Following political pressure in India, WhatsApp has limited the number of times a person can forward a message and has made it more difficult to forward video or image content on the platform. No such initiative has been taken in Latin America yet.
An ‘Echo Chamber’
While not as common in North America or Europe, WhatsApp is the second-most popular medium for consuming news after Facebook in every Latin American country analyzed by Reuters’ 2018 Digital News Report (Argentina, Brazil, and Chile), except in Mexico, where it is third.
The app continues to gain popularity as a means for news consumption due to declining trust in news shared via Facebook, but according to experts, WhatsApp is equally flawed—and potentially dangerous.
“WhatsApp, like Facebook, is an echo chamber,” said Jose Luis Peñarredonda, a Colombian journalist and researcher of fake WhatsApp news.

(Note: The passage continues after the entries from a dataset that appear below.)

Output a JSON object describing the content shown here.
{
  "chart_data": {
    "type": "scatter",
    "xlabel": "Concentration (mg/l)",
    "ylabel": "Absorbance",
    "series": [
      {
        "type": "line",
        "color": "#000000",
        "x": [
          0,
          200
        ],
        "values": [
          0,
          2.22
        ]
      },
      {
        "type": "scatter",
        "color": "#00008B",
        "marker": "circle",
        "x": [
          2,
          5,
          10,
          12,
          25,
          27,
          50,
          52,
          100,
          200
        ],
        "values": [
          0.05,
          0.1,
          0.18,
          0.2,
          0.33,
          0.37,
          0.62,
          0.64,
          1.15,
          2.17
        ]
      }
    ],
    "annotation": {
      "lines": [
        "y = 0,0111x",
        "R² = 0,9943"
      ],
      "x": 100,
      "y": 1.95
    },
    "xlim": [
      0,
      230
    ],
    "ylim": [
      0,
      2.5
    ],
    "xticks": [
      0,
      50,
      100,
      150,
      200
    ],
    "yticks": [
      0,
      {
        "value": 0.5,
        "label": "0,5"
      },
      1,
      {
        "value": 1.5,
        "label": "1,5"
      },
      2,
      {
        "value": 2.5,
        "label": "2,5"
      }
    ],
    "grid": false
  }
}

Facebook’s algorithm displays content users are more likely to agree with, and has been criticized globally for contributing to political polarization and disinformation.
WhatsApp has a similar user-created effect as “families and friends are unlikely to share unpopular opinions or content which could cause debate,” Peñarredonda said. The result is that inaccurate, potentially incendiary information spreads quickly and unchallenged.
Also contributing to the rise of fake news in Latin America is a growing skepticism of big media, says Daniel Rivera, a consultant combating fake news.
“People create their own reality,” he said, pointing to the media’s failings, which have pushed many toward news shared via messaging apps or social media.
To combat the trend, police forces across Latin America are campaigning via social media to increase awareness of fake WhatsApp “chains” and inform the public on how to identify disingenuous information.
But as for prosecuting those responsible for disseminating false allegations, there is little the authorities can do. WhatsApp’s end-to-end encryption is strong, and penetrating it would be unlawful in most democratic states.
“Laws to prevent the sharing of fake news would not only be bad for democracy, they would be stupid as they are impossible to enforce,” Peñarredonda said.